My husband grew up in a home where music and wordsmithing was valued. Perhaps it is the Irish in him but he and his father play with words for fun—a cross between the Bard’s comedy and Rabelais’ bawdiness. They sit at the dinner table after a meal and with cups of coffee continue to make jokes that have been heard several times by us insiders but may seem amusing to those who have entered the St. John cave for the first time. Bart’s father used to sing little diddies for our first daughter, Najda, while in the car when we visited in order to keep her entertained—topics ranging from Nicole the cat next door to Najda’s own eccentricities.
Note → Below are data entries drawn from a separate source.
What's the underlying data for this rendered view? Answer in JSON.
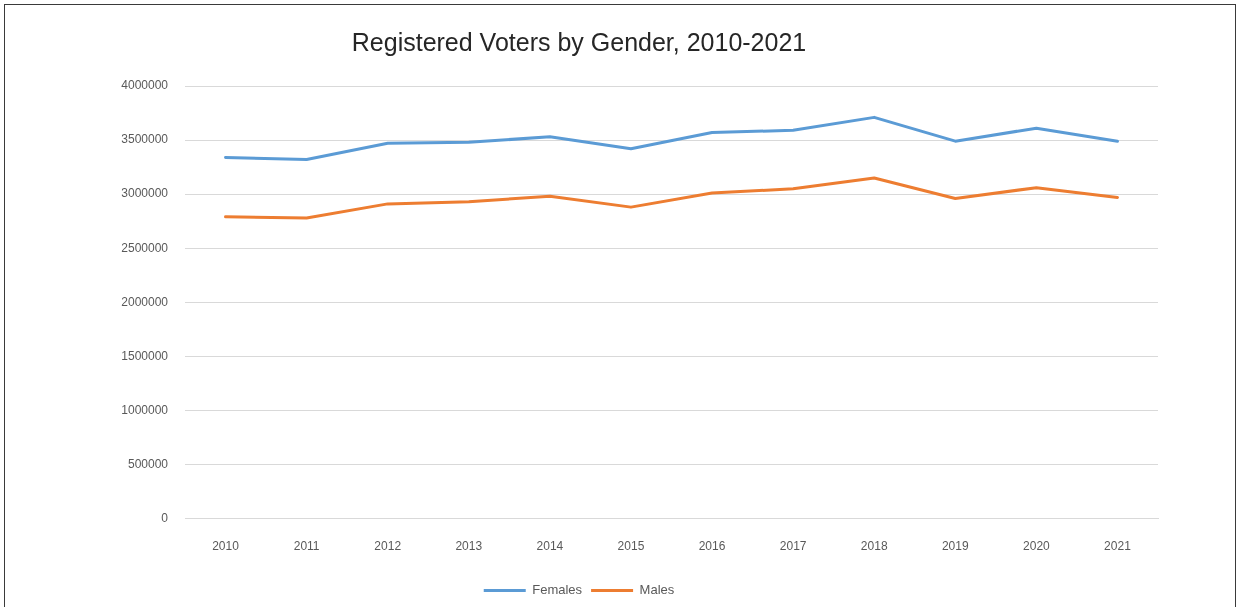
{
  "chart_data": {
    "type": "line",
    "title": "Registered Voters by Gender, 2010-2021",
    "categories": [
      "2010",
      "2011",
      "2012",
      "2013",
      "2014",
      "2015",
      "2016",
      "2017",
      "2018",
      "2019",
      "2020",
      "2021"
    ],
    "series": [
      {
        "name": "Females",
        "color": "#5b9bd5",
        "values": [
          3340000,
          3320000,
          3470000,
          3480000,
          3530000,
          3420000,
          3570000,
          3590000,
          3710000,
          3490000,
          3610000,
          3490000
        ]
      },
      {
        "name": "Males",
        "color": "#ed7d31",
        "values": [
          2790000,
          2780000,
          2910000,
          2930000,
          2980000,
          2880000,
          3010000,
          3050000,
          3150000,
          2960000,
          3060000,
          2970000
        ]
      }
    ],
    "ylim": [
      0,
      4000000
    ],
    "yticks": [
      0,
      500000,
      1000000,
      1500000,
      2000000,
      2500000,
      3000000,
      3500000,
      4000000
    ],
    "grid": "y",
    "legend": "bottom",
    "marker": "none",
    "line_style": "solid"
  }
}
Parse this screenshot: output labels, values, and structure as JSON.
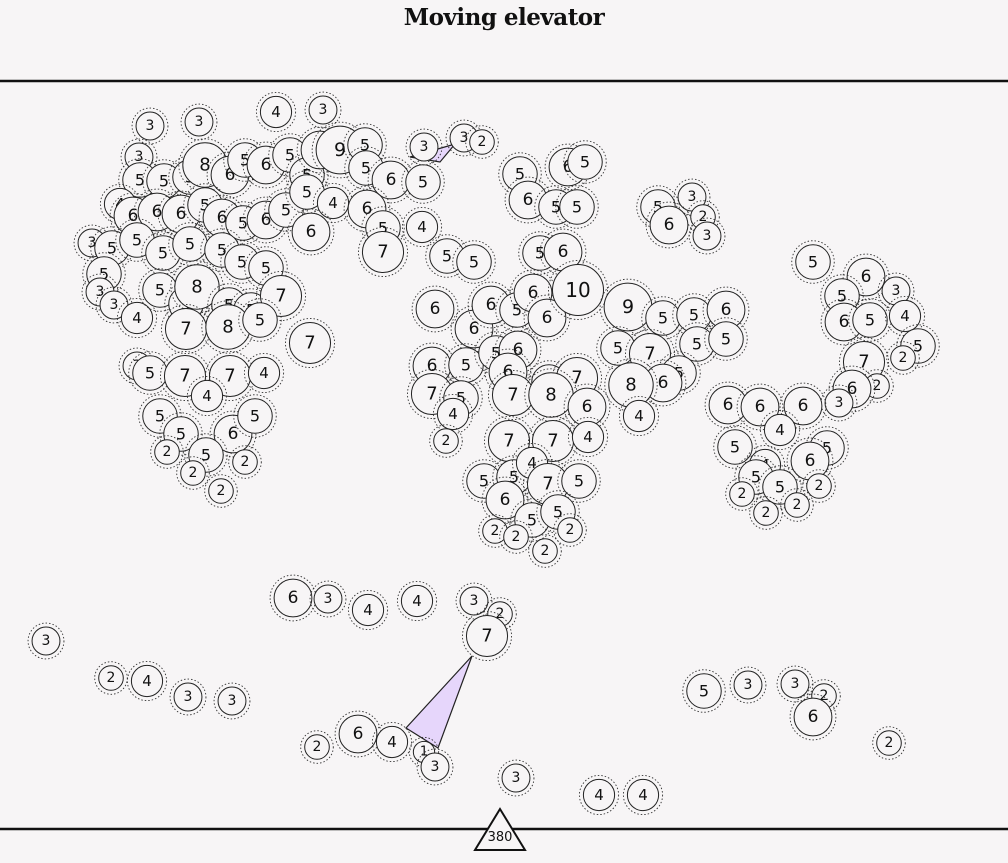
{
  "title": "Moving elevator",
  "elevator_label": "380",
  "nodes": [
    [
      150,
      126,
      3
    ],
    [
      199,
      122,
      3
    ],
    [
      276,
      112,
      4
    ],
    [
      323,
      110,
      3
    ],
    [
      139,
      157,
      3
    ],
    [
      140,
      180,
      5
    ],
    [
      164,
      181,
      5
    ],
    [
      190,
      177,
      5
    ],
    [
      205,
      165,
      8
    ],
    [
      230,
      175,
      6
    ],
    [
      245,
      160,
      5
    ],
    [
      266,
      165,
      6
    ],
    [
      290,
      155,
      5
    ],
    [
      307,
      175,
      5
    ],
    [
      320,
      150,
      6
    ],
    [
      340,
      150,
      9
    ],
    [
      365,
      145,
      5
    ],
    [
      366,
      168,
      5
    ],
    [
      391,
      180,
      6
    ],
    [
      423,
      182,
      5
    ],
    [
      424,
      147,
      3
    ],
    [
      464,
      138,
      3
    ],
    [
      482,
      142,
      2
    ],
    [
      120,
      204,
      4
    ],
    [
      133,
      216,
      6
    ],
    [
      157,
      212,
      6
    ],
    [
      181,
      214,
      6
    ],
    [
      205,
      205,
      5
    ],
    [
      222,
      218,
      6
    ],
    [
      243,
      223,
      5
    ],
    [
      266,
      220,
      6
    ],
    [
      286,
      210,
      5
    ],
    [
      307,
      192,
      5
    ],
    [
      333,
      203,
      4
    ],
    [
      367,
      209,
      6
    ],
    [
      311,
      232,
      6
    ],
    [
      92,
      243,
      3
    ],
    [
      112,
      248,
      5
    ],
    [
      137,
      240,
      5
    ],
    [
      163,
      253,
      5
    ],
    [
      190,
      244,
      5
    ],
    [
      222,
      250,
      5
    ],
    [
      242,
      262,
      5
    ],
    [
      266,
      268,
      5
    ],
    [
      383,
      228,
      5
    ],
    [
      422,
      227,
      4
    ],
    [
      383,
      252,
      7
    ],
    [
      447,
      256,
      5
    ],
    [
      474,
      262,
      5
    ],
    [
      104,
      274,
      5
    ],
    [
      100,
      292,
      3
    ],
    [
      114,
      305,
      3
    ],
    [
      137,
      318,
      4
    ],
    [
      160,
      290,
      5
    ],
    [
      186,
      304,
      5
    ],
    [
      197,
      287,
      8
    ],
    [
      229,
      305,
      5
    ],
    [
      251,
      310,
      5
    ],
    [
      281,
      296,
      7
    ],
    [
      186,
      329,
      7
    ],
    [
      228,
      327,
      8
    ],
    [
      260,
      320,
      5
    ],
    [
      310,
      343,
      7
    ],
    [
      137,
      366,
      3
    ],
    [
      150,
      373,
      5
    ],
    [
      185,
      376,
      7
    ],
    [
      230,
      376,
      7
    ],
    [
      264,
      373,
      4
    ],
    [
      207,
      396,
      4
    ],
    [
      160,
      416,
      5
    ],
    [
      181,
      434,
      5
    ],
    [
      233,
      434,
      6
    ],
    [
      255,
      416,
      5
    ],
    [
      167,
      452,
      2
    ],
    [
      206,
      455,
      5
    ],
    [
      245,
      462,
      2
    ],
    [
      193,
      473,
      2
    ],
    [
      221,
      491,
      2
    ],
    [
      520,
      174,
      5
    ],
    [
      568,
      167,
      6
    ],
    [
      585,
      162,
      5
    ],
    [
      528,
      200,
      6
    ],
    [
      556,
      207,
      5
    ],
    [
      577,
      207,
      5
    ],
    [
      658,
      207,
      5
    ],
    [
      692,
      197,
      3
    ],
    [
      703,
      217,
      2
    ],
    [
      669,
      225,
      6
    ],
    [
      707,
      236,
      3
    ],
    [
      540,
      253,
      5
    ],
    [
      563,
      252,
      6
    ],
    [
      435,
      309,
      6
    ],
    [
      474,
      329,
      6
    ],
    [
      491,
      305,
      6
    ],
    [
      517,
      310,
      5
    ],
    [
      533,
      293,
      6
    ],
    [
      547,
      318,
      6
    ],
    [
      578,
      290,
      10
    ],
    [
      628,
      307,
      9
    ],
    [
      663,
      318,
      5
    ],
    [
      694,
      315,
      5
    ],
    [
      726,
      310,
      6
    ],
    [
      432,
      366,
      6
    ],
    [
      466,
      365,
      5
    ],
    [
      496,
      353,
      5
    ],
    [
      518,
      350,
      6
    ],
    [
      508,
      372,
      6
    ],
    [
      549,
      382,
      5
    ],
    [
      577,
      378,
      7
    ],
    [
      618,
      348,
      5
    ],
    [
      650,
      354,
      7
    ],
    [
      697,
      344,
      5
    ],
    [
      726,
      339,
      5
    ],
    [
      679,
      373,
      5
    ],
    [
      663,
      383,
      6
    ],
    [
      631,
      385,
      8
    ],
    [
      432,
      394,
      7
    ],
    [
      461,
      398,
      5
    ],
    [
      453,
      414,
      4
    ],
    [
      513,
      395,
      7
    ],
    [
      551,
      395,
      8
    ],
    [
      587,
      407,
      6
    ],
    [
      639,
      416,
      4
    ],
    [
      446,
      441,
      2
    ],
    [
      509,
      441,
      7
    ],
    [
      553,
      441,
      7
    ],
    [
      588,
      437,
      4
    ],
    [
      484,
      481,
      5
    ],
    [
      514,
      477,
      5
    ],
    [
      532,
      463,
      4
    ],
    [
      548,
      484,
      7
    ],
    [
      579,
      481,
      5
    ],
    [
      505,
      500,
      6
    ],
    [
      532,
      520,
      5
    ],
    [
      558,
      512,
      5
    ],
    [
      570,
      530,
      2
    ],
    [
      495,
      531,
      2
    ],
    [
      516,
      537,
      2
    ],
    [
      545,
      551,
      2
    ],
    [
      813,
      262,
      5
    ],
    [
      866,
      277,
      6
    ],
    [
      896,
      291,
      3
    ],
    [
      842,
      296,
      5
    ],
    [
      844,
      322,
      6
    ],
    [
      870,
      320,
      5
    ],
    [
      905,
      316,
      4
    ],
    [
      918,
      346,
      5
    ],
    [
      903,
      358,
      2
    ],
    [
      864,
      362,
      7
    ],
    [
      877,
      386,
      2
    ],
    [
      852,
      389,
      6
    ],
    [
      839,
      403,
      3
    ],
    [
      728,
      405,
      6
    ],
    [
      760,
      407,
      6
    ],
    [
      803,
      406,
      6
    ],
    [
      780,
      430,
      4
    ],
    [
      735,
      447,
      5
    ],
    [
      827,
      448,
      5
    ],
    [
      810,
      461,
      6
    ],
    [
      765,
      465,
      4
    ],
    [
      756,
      477,
      5
    ],
    [
      780,
      487,
      5
    ],
    [
      819,
      486,
      2
    ],
    [
      742,
      494,
      2
    ],
    [
      797,
      505,
      2
    ],
    [
      766,
      513,
      2
    ],
    [
      293,
      598,
      6
    ],
    [
      328,
      599,
      3
    ],
    [
      368,
      610,
      4
    ],
    [
      417,
      601,
      4
    ],
    [
      474,
      601,
      3
    ],
    [
      500,
      614,
      2
    ],
    [
      487,
      636,
      7
    ],
    [
      46,
      641,
      3
    ],
    [
      111,
      678,
      2
    ],
    [
      147,
      681,
      4
    ],
    [
      188,
      697,
      3
    ],
    [
      232,
      701,
      3
    ],
    [
      704,
      691,
      5
    ],
    [
      748,
      685,
      3
    ],
    [
      795,
      684,
      3
    ],
    [
      824,
      696,
      2
    ],
    [
      813,
      717,
      6
    ],
    [
      889,
      743,
      2
    ],
    [
      317,
      747,
      2
    ],
    [
      358,
      734,
      6
    ],
    [
      392,
      742,
      4
    ],
    [
      424,
      752,
      1
    ],
    [
      435,
      767,
      3
    ],
    [
      516,
      778,
      3
    ],
    [
      599,
      795,
      4
    ],
    [
      643,
      795,
      4
    ]
  ],
  "links": [
    [
      [
        410,
        157
      ],
      [
        455,
        144
      ],
      [
        440,
        162
      ]
    ],
    [
      [
        472,
        656
      ],
      [
        406,
        728
      ],
      [
        438,
        748
      ]
    ]
  ]
}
It is then quite clear to me why Bart can play with his words and morphemes even in Hindi—a language spoken at home by me and my family and which he has acquired a comprehension of over the past 16 years of our marriage. He cannot speak Hindi, and even if he did, it would be with that Anglicized accent found amongst second rate white British actors who populated Bollywood cinema in the 1980s. Nonetheless, he does not attempt to speak in Hindi to make an ass out of himself; rather, he simply plays with his words and morphemes from the outside.

Example 1:

Bart: “I just came back from swimming at the pool. Do you know what they call me?
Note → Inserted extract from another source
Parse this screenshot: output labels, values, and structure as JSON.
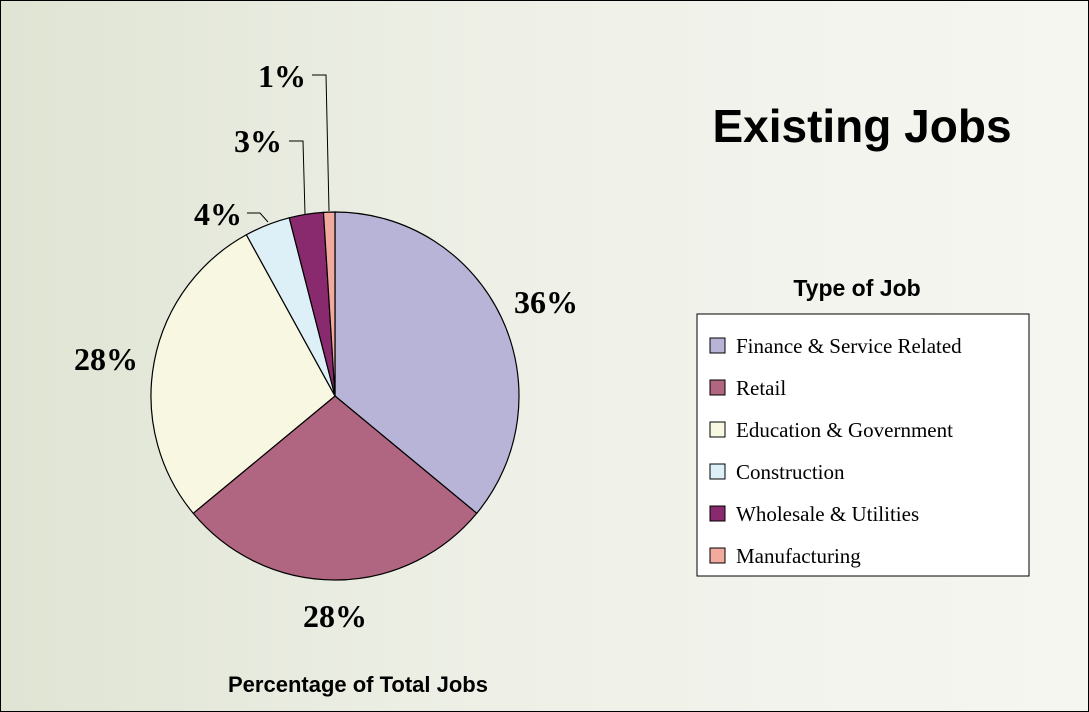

Samina: “Oh god…what…what do they call you?”

Bart: “A hydra-body…get it…you’re from Hyderabad, India and a Hyderabadi and when I go swimming I am also a Hydrabody. Get it?”

Example 2:

Samina: “Bart, I brought down my mom’s lukhmi”, I said, holding a platter of beef samosas done the Hyderabadi way but still deep fried in ghee.
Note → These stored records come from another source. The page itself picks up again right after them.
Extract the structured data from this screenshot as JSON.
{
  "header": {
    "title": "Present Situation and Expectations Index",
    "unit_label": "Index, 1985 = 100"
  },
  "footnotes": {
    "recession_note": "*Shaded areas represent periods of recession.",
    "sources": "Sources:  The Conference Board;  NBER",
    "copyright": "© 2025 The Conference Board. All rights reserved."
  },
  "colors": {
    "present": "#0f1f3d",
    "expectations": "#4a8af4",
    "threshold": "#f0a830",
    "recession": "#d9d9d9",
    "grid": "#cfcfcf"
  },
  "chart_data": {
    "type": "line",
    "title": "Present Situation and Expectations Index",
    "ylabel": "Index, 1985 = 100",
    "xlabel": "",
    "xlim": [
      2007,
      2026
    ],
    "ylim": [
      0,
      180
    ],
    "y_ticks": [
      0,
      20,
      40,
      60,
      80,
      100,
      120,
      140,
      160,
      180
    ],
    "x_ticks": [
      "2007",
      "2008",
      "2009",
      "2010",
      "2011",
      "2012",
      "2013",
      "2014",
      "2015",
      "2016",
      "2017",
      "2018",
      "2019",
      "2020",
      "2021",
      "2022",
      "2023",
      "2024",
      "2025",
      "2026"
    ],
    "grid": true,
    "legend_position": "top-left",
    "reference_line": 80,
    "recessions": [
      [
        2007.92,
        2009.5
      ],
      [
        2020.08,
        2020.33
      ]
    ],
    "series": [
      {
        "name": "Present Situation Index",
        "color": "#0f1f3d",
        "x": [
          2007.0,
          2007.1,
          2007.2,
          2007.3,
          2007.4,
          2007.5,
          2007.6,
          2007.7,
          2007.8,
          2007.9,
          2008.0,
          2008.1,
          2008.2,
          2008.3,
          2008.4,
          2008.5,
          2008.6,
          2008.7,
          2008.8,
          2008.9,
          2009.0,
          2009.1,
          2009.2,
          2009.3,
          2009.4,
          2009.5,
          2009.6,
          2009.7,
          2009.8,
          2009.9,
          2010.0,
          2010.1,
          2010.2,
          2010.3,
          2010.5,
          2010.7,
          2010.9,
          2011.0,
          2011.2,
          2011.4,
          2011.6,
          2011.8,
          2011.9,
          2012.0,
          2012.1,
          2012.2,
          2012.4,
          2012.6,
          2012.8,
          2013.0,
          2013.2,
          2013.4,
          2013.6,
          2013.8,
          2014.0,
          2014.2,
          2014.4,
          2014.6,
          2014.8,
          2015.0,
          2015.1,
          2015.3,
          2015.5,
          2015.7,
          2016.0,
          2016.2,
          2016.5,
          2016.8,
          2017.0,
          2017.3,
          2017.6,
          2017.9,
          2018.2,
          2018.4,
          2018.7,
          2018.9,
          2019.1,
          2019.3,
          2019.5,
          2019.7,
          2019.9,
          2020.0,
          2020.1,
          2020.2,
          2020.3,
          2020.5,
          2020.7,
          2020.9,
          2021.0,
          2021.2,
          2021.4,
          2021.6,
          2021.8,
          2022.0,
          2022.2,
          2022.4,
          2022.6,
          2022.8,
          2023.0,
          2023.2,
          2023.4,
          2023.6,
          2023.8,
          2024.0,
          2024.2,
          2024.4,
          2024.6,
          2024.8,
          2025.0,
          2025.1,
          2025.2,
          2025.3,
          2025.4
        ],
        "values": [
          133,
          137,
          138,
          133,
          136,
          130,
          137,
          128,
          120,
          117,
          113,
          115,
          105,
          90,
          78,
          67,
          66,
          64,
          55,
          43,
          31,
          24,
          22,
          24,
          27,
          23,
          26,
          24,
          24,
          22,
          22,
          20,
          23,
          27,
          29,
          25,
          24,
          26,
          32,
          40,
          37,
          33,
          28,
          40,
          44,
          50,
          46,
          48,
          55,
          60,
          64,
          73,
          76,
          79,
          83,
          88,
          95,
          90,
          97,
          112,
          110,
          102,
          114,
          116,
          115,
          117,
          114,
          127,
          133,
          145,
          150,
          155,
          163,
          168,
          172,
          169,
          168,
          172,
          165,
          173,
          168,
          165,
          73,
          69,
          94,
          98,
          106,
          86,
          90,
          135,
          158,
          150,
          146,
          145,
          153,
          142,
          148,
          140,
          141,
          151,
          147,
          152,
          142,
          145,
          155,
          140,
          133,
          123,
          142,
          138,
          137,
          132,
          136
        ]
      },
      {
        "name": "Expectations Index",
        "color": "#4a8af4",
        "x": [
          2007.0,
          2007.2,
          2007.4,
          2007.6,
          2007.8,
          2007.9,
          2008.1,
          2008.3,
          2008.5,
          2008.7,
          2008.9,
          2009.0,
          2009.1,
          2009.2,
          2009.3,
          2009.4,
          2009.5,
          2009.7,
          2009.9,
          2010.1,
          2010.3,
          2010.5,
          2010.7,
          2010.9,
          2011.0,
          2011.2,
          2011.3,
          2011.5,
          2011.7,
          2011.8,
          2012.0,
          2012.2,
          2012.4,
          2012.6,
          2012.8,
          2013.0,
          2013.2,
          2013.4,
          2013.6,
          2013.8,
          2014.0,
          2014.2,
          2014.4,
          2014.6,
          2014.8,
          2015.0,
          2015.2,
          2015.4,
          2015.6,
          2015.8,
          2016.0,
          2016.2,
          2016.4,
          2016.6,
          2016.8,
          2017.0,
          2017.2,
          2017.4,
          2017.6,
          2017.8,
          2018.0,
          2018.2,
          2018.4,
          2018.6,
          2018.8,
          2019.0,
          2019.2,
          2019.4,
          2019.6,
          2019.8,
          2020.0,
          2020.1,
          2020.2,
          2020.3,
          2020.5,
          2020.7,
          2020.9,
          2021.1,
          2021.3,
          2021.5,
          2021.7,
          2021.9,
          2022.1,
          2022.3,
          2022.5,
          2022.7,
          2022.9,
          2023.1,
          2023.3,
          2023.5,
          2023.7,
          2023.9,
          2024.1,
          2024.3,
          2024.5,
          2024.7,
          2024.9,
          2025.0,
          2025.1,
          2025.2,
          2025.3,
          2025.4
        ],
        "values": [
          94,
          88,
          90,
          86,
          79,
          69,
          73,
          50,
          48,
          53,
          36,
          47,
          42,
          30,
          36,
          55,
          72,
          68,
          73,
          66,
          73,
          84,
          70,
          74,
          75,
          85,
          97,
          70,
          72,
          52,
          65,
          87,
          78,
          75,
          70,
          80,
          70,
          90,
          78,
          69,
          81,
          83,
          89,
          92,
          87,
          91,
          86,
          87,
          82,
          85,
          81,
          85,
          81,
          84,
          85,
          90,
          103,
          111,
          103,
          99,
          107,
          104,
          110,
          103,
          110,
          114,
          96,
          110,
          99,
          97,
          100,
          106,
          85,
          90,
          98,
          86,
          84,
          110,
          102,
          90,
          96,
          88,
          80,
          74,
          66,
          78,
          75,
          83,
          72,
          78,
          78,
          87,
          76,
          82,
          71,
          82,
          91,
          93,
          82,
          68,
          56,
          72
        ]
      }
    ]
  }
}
Bart grabs one of the lukhmi and places it over his right eye: “But first…lukhmi in the eye! Get it! Lukhmi in the eye. Look me in the eye”. He gestures like an ape.

Example 3:

Bart: What do you call a Muslim rapper?

Samina: What?

Bart: Halal Cool J? Get it. Like LL Cool J. Halal Cool J?

I can go on but I won’t for now. So from where does the love of language come? Why do some people love to play with words and others do not at all? Is it simply all nurture? Do we nurture children to then nurture words?

I believe it was Mark Twain who said that when he was a young toddler all the other children were playing with their toys while he was in the corner playing with words. Bartholomew St. John was no social isolate in the corner but he was playing with words at the dinner table with his daddy, which I hope my children will be able to do as well, regardless if it is in Hindi or English.